A suspected Taliban prisoner has his hands strapped by a Canadian soldier after a raid on a compound in northern Kandahar in May 2006.JOHN D MCHUGH

Answers on Afghans detainees are still hard to come by. Testimony by the former Afghanistan task-force head David Mulroney and retired generals Rick Hillier and Michel Gauthier focused on the challenges Canada faced in ramping up its mission in Afghanistan. But key questions around the government's failure to respond to repeated warnings and evidence of torture in 2006 and early 2007 remain, while the Conservatives' politicization of the issue devalues the gravity of the charges.

Mr. Mulroney's testimony was most detailed in covering the period starting in February, 2007, when he became the task force's head with the rank of deputy minister. By May, 2007, a new transfer agreement with more safeguards was in place. That reflects good work.

But why did it take so long? Mr. Colvin issued six reports that dealt with detainees between May, 2006 and February, 2007. Among them was an e-mail on which the office of Peter MacKay, who was then the minister of foreign affairs, was copied, when Mr. Mulroney was the foreign affairs adviser to Prime Minister Stephen Harper. It quoted a Red Cross official saying that "when things get difficult, some authorities in Afghanistan get tougher and tougher," and that "all kinds of things are going on." These warnings from the usually discreet Red Cross ought to have sounded alarms. Clearly, they didn't.
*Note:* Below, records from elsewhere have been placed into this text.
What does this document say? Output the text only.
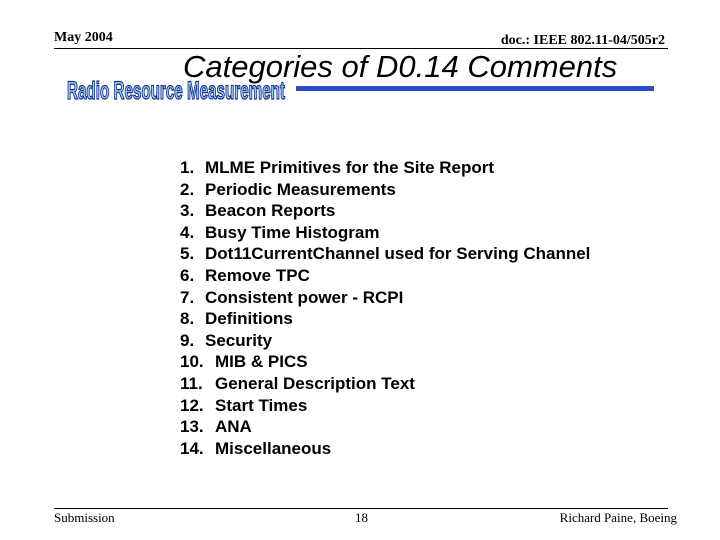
May 2004	doc.: IEEE 802.11-04/505r2
Radio Resource Measurement
Categories of D0.14 Comments
1. MLME Primitives for the Site Report
2. Periodic Measurements
3. Beacon Reports
4. Busy Time Histogram
5. Dot11CurrentChannel used for Serving Channel
6. Remove TPC
7. Consistent power - RCPI
8. Definitions
9. Security
10. MIB & PICS
11. General Description Text
12. Start Times
13. ANA
14. Miscellaneous
Submission	18	Richard Paine, Boeing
To judge from their testimony on Wednesday, Canada's top generals were not prepared to be alarmed. The spirited defence by Mr. Hillier, the former chief of the defence staff, of the commendable work of Canadian soldiers in 2006 was merited; his dismissal of Mr. Colvin's statement that all detainees were tortured as "ludicrous," without engaging the evidence, was not. Mr. Gauthier said the first warning about torture he received was in April, 2007, thanks to The Globe's reporting. Mr. Gauthier had an obligation to know, given the widespread knowledge in 2006 (confirmed by Mr. Mulroney) that things were amiss in Afghan prisons. He, too, was copied on Mr. Colvin's reports.

The Conservatives' preference for attacking the whistleblowers and deferring to military heroism rather than dealing with the actual charges is deplorable but not surprising. Ever since Gordon O'Connor, the former minister of defence, wrongly stated in the spring of 2006 that the Red Cross was overseeing detainee treatment, Canada's political leadership has focused too much on posturing and too little on fact.

Beyond what was known, and sat on, in 2006 and 2007, the core question remains: Were people detained by Canadians subsequently tortured by Afghan authorities? Canadians need to know.